Near New York City, people dump old rail cars into the Atlantic Ocean.
What? That sounds like mega-littering!
Actually, the train dumpers are trying to restore the world, not make it dirtier. They’re attempting to build artificial reefs that attract fish and divers.
The 75 donated steel rail cars once carried lumber. Each weighs as much as 21 tons. The cars drop into the sea off Long Island’s Jones beach and sink into the nearby Hempstead Reef. It takes about two hours for the cars to settle into the sediment on the sea bottom. Other cars will go to New York’s other 11 artificial reefs.
Did you know people have been dumping junk—rail cars, tug boats, and old bridge parts—to make reefs for decades?

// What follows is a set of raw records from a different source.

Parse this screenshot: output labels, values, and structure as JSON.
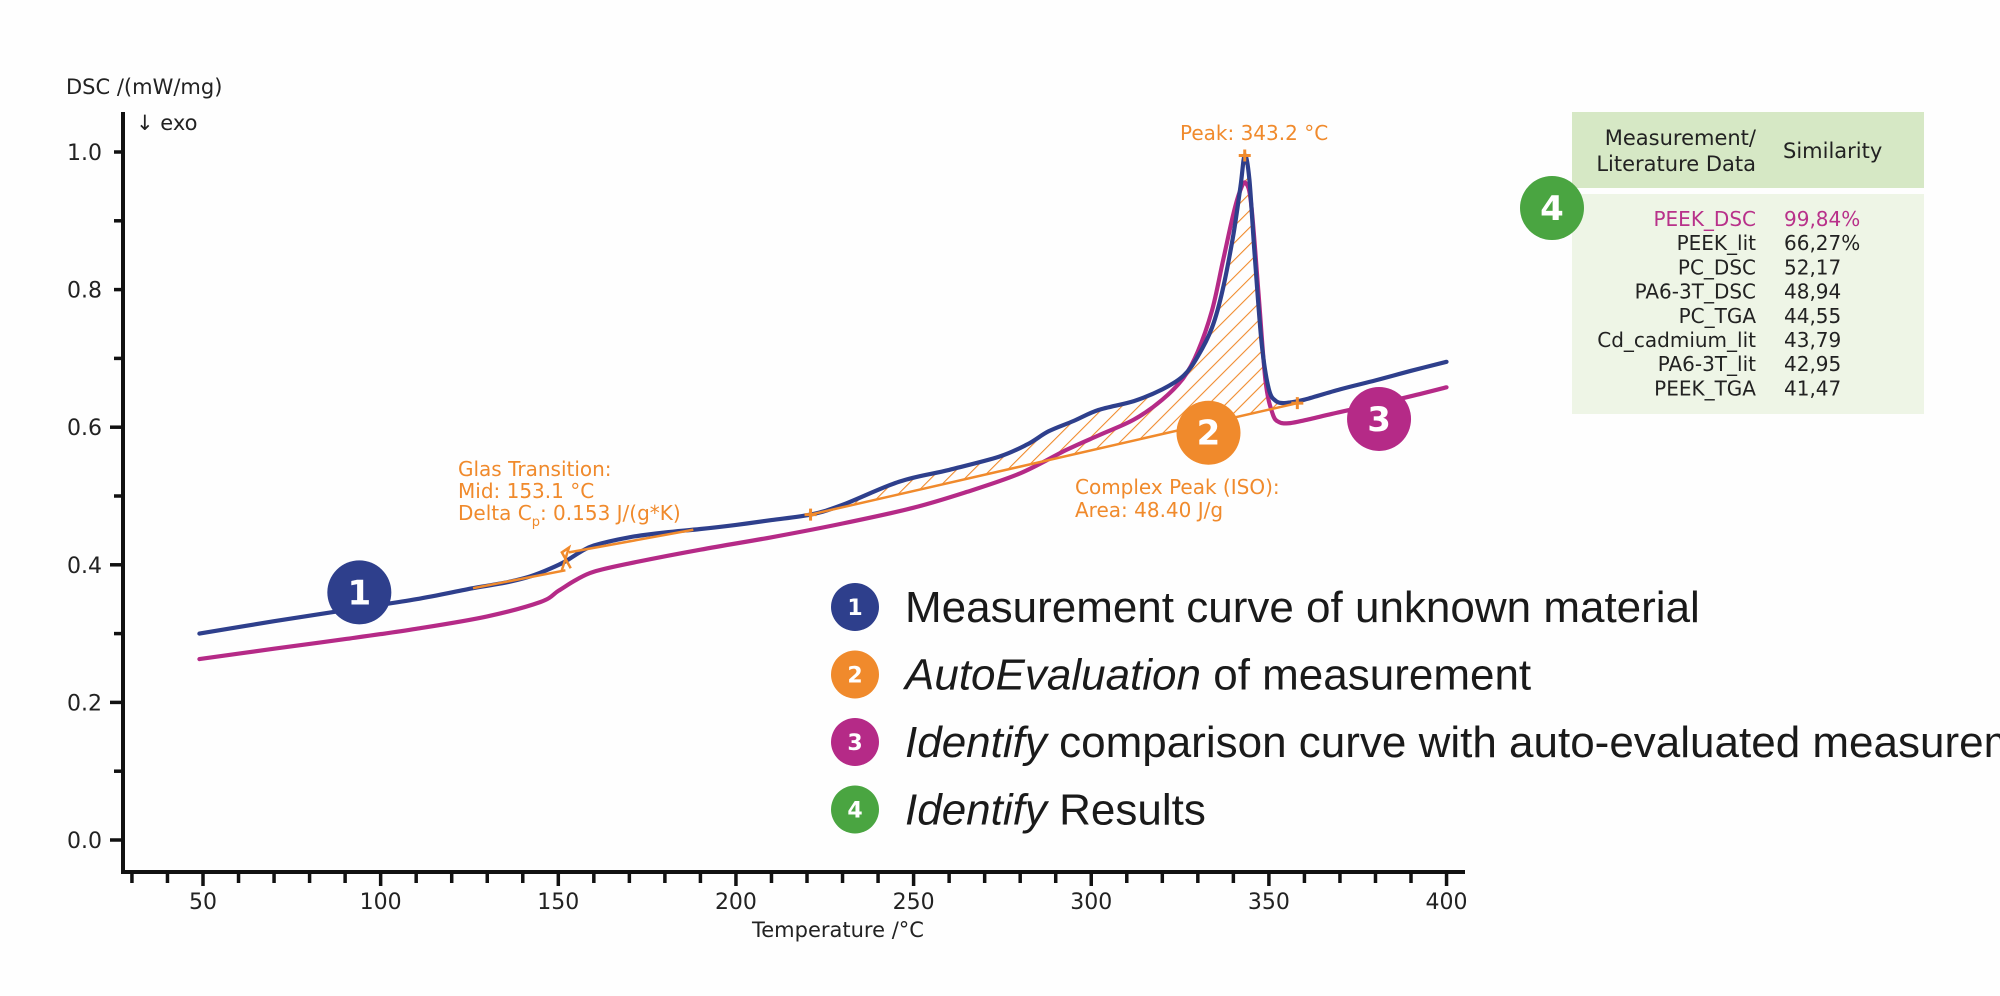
{
  "chart_data": {
    "type": "line",
    "title": "",
    "ylabel": "DSC /(mW/mg)",
    "ylabel_note": "↓ exo",
    "xlabel": "Temperature /°C",
    "xlim": [
      30,
      400
    ],
    "ylim": [
      -0.05,
      1.05
    ],
    "x_ticks": [
      50,
      100,
      150,
      200,
      250,
      300,
      350,
      400
    ],
    "x_minor_step": 10,
    "y_ticks": [
      0.0,
      0.2,
      0.4,
      0.6,
      0.8,
      1.0
    ],
    "y_tick_labels": [
      "0.0",
      "0.2",
      "0.4",
      "0.6",
      "0.8",
      "1.0"
    ],
    "y_minor_step": 0.1,
    "grid": false,
    "series": [
      {
        "name": "Measurement curve of unknown material",
        "color": "#2e3f8c",
        "x": [
          49,
          70,
          90,
          110,
          126,
          135,
          142,
          148,
          152,
          156,
          160,
          170,
          180,
          190,
          200,
          210,
          221,
          230,
          246,
          260,
          274,
          282,
          288,
          295,
          302,
          312,
          320,
          326,
          330,
          334,
          337,
          340,
          342,
          343.2,
          344.5,
          346,
          348,
          350,
          352,
          354,
          356,
          360,
          370,
          380,
          390,
          400
        ],
        "y": [
          0.3,
          0.318,
          0.334,
          0.35,
          0.366,
          0.374,
          0.383,
          0.395,
          0.405,
          0.418,
          0.428,
          0.44,
          0.447,
          0.452,
          0.458,
          0.465,
          0.473,
          0.487,
          0.521,
          0.538,
          0.557,
          0.575,
          0.594,
          0.609,
          0.625,
          0.638,
          0.655,
          0.675,
          0.703,
          0.745,
          0.8,
          0.88,
          0.95,
          0.995,
          0.96,
          0.85,
          0.72,
          0.655,
          0.638,
          0.635,
          0.636,
          0.64,
          0.655,
          0.668,
          0.682,
          0.695
        ]
      },
      {
        "name": "Identify comparison curve",
        "color": "#b52a87",
        "x": [
          49,
          70,
          90,
          110,
          130,
          145,
          150,
          155,
          160,
          170,
          190,
          210,
          230,
          250,
          265,
          280,
          293,
          302,
          312,
          320,
          326,
          330,
          334,
          337,
          340,
          342,
          343.5,
          345,
          347,
          349,
          351,
          353,
          356,
          360,
          370,
          380,
          390,
          400
        ],
        "y": [
          0.263,
          0.278,
          0.292,
          0.307,
          0.325,
          0.346,
          0.362,
          0.378,
          0.39,
          0.402,
          0.422,
          0.44,
          0.46,
          0.483,
          0.506,
          0.533,
          0.567,
          0.588,
          0.611,
          0.64,
          0.672,
          0.71,
          0.77,
          0.84,
          0.91,
          0.945,
          0.955,
          0.925,
          0.8,
          0.67,
          0.62,
          0.607,
          0.606,
          0.61,
          0.622,
          0.633,
          0.645,
          0.658
        ]
      }
    ],
    "glass_transition": {
      "label_lines": [
        "Glas Transition:",
        "Mid: 153.1 °C",
        "Delta C",
        "p",
        ": 0.153 J/(g*K)"
      ],
      "onset_line": {
        "x": [
          126,
          152
        ],
        "y": [
          0.366,
          0.392
        ]
      },
      "end_line": {
        "x": [
          153,
          188
        ],
        "y": [
          0.418,
          0.451
        ]
      },
      "mid": {
        "x": 153.1,
        "y": 0.41
      },
      "color": "#f08a2c"
    },
    "complex_peak": {
      "label_lines": [
        "Complex Peak (ISO):",
        "Area: 48.40 J/g"
      ],
      "baseline": {
        "x": [
          221,
          358
        ],
        "y": [
          0.473,
          0.635
        ]
      },
      "start_marker": {
        "x": 221,
        "y": 0.473
      },
      "end_marker": {
        "x": 358,
        "y": 0.635
      },
      "area": 48.4,
      "color": "#f08a2c"
    },
    "peak": {
      "label": "Peak: 343.2 °C",
      "x": 343.2,
      "y": 0.995
    },
    "badges": [
      {
        "num": "1",
        "color": "#2e3f8c",
        "x": 94,
        "y": 0.36
      },
      {
        "num": "2",
        "color": "#f08a2c",
        "x": 333,
        "y": 0.592
      },
      {
        "num": "3",
        "color": "#b52a87",
        "x": 381,
        "y": 0.612
      }
    ]
  },
  "legend": [
    {
      "num": "1",
      "color": "#2e3f8c",
      "italic": "",
      "text": "Measurement curve of unknown material"
    },
    {
      "num": "2",
      "color": "#f08a2c",
      "italic": "AutoEvaluation",
      "text": " of measurement"
    },
    {
      "num": "3",
      "color": "#b52a87",
      "italic": "Identify",
      "text": " comparison curve with auto-evaluated measurement"
    },
    {
      "num": "4",
      "color": "#4aa541",
      "italic": "Identify",
      "text": " Results"
    }
  ],
  "results_table": {
    "badge": {
      "num": "4",
      "color": "#4aa541"
    },
    "header": {
      "col1_line1": "Measurement/",
      "col1_line2": "Literature Data",
      "col2": "Similarity"
    },
    "header_bg": "#d6e8c5",
    "body_bg": "#eef5e6",
    "highlight_color": "#b8318a",
    "rows": [
      {
        "name": "PEEK_DSC",
        "similarity": "99,84%",
        "highlight": true
      },
      {
        "name": "PEEK_lit",
        "similarity": "66,27%",
        "highlight": false
      },
      {
        "name": "PC_DSC",
        "similarity": "52,17",
        "highlight": false
      },
      {
        "name": "PA6-3T_DSC",
        "similarity": "48,94",
        "highlight": false
      },
      {
        "name": "PC_TGA",
        "similarity": "44,55",
        "highlight": false
      },
      {
        "name": "Cd_cadmium_lit",
        "similarity": "43,79",
        "highlight": false
      },
      {
        "name": "PA6-3T_lit",
        "similarity": "42,95",
        "highlight": false
      },
      {
        "name": "PEEK_TGA",
        "similarity": "41,47",
        "highlight": false
      }
    ]
  }
}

From 2001 to 2010, around 2,500 train cars found a new home on the U.S. East Coast ocean floor. Once, New Yorkers rode in these cars on the subway. Now fish cozy up in them and call them home.
And in reality, people have been making artificial reefs for much longer—maybe since the 1830s. They probably got the idea from watching sunken ships. They likely noticed that old shipwrecks made great fishing spots because sea life gathered on or in them. Since then, people have constructed reefs from rubble, concrete, tanks, refrigerators, cars, and tires.
After these train cars sink, people watch for creatures to move in to the new neighborhood. That process usually doesn’t take long. Algae arrives first. Next, tautogs, porgy fish, anemones, sponges, and mussels show up with their U-Hauls. (Just kidding . . . sea creatures don’t have possessions to move. And they can’t drive.) Lobsters and crabs make themselves at home. Eventually—once the “reef” is stocked with plenty of prey— dolphins and sharks join the new marine community.